Seit dem 01.01.2002 gilt bekanntlich auch für Arbeitsbedingungen (Arbeitsverträge u. ä.), die vom Arbeitgeber formuliert wurden, die strenge Wirksamkeitskontrolle der der §§ 305 ff. des Bürgerlichen Gesetzbuches, die sogenannte AGB-Kontrolle.
Diese AGB-Kontrolle hat dazu geführt, dass bei Arbeitsvertragsklauseln u. ä. fast nichts mehr beim Alten geblieben ist.
Klauseln, die vor dem 01.01.2002 wirksam waren, wurden plötzlich unwirksam, z. B. weil sie gegen das Transparenzgebot (§ 307 Absatz 1 des Bürgerlichen Gesetzbuches) verstoßen, überraschend sind ( § 305c des Bürgerlichen Gesetzbuches), Beschäftigte unangemessen benachteiligen (§ 307 Absatz 2 des Bürgerlichen Gesetzbuches) oder mit den besonderen Klauselverboten der §§ 308, 309 des Bürgerlichen Gesetzbuches nicht in Einklang zu bringen sind.
Dumm ist auch, dass die AGB-Kontrolle keine Mehrfachverwendung von vorformulierten Arbeitsbedingungen voraussetzt; vielmehr lösen sogar vorformulierte Arbeitsbedingungen, die nur zur einmaligen Verwendung bestimmt sind, die AGB-Kontrolle (mit gewissen Einschränkungen) aus, § 310 Absatz 3 Nr. 2. des Bürgerlichen Gesetzbuches.

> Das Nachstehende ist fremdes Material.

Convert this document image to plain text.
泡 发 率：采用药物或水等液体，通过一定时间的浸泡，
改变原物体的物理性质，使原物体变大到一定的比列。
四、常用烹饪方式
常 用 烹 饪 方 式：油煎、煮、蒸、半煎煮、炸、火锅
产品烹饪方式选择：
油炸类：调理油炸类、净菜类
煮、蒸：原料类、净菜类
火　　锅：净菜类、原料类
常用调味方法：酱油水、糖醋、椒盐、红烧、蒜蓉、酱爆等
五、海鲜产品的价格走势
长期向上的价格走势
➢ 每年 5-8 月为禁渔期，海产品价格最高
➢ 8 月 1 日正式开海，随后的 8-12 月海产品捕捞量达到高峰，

Die AGB-Kontrolle geht also weiter als manch einer denkt.
Für Arbeitgeber ist das deshalb ein Problem, weil sie (und nicht die Beschäftigten) es sind, die die Arbeitsbedingungen in aller Regel formulieren.



Gefuchste Arbeitgeber gehen daher vermehrt dazu über, Arbeitsbedingungen bewusst mit Beschäftigten zu verhandeln, um sie der strengen AGB-Kontrolle zu entziehen.

Rechtsgrundlage für diese „Verhandlungstaktik“ sind § 305 Absatz 1 Satz 3 und § 310 Absatz 3 Nr. 2 des Bürgerlichen Gesetzbuches.
Danach findet eine AGB-Kontrolle nämlich dann nicht statt, wenn die Vertragsbedingungen zwischen den Vertragsparteien im Einzelnen ausgehandelt worden sind.

In der Praxis sieht das meistens so aus, dass bestimmte Inhalte von Arbeitsverträgen diskutiert werden, die dann vom Arbeitgeber „zu Papier“ gebracht werden.

Aber reicht das?
Nein, das reicht nicht!
Es reicht nicht, wenn Arbeitgeber Inhalte verhandeln und sie dann selbst „zu Papier“ bringen.
Erforderlich wäre vielmehr, dass Arbeitgeber die von ihnen aufgrund von Verhandlungen formulierten Klauseln ebenfalls zur Disposition stellen. Arbeitgeber müssen Beschäftigte daher ausdrücklich dazu einladen, mit dem Arbeitgeber über die Formulierungen zu verhandeln bzw. eigene Formulierungsvorschläge zu unterbreiten.
Eine andere Möglichkeit, die aber wohl nur für die wenigsten Arbeitgeber in Betracht kommen wird, wäre die, den Arbeitnehmer zu bitten, das Verhandlungsergebnis selbst zu vertexten.

So hat es z. B. das Landesarbeitsgericht Rheinland-Pfalz in seinem gerade erst im Volltext veröffentlichten Urteil vom 22.02.2023 (Az.: 6 Sa 155/22) entschieden.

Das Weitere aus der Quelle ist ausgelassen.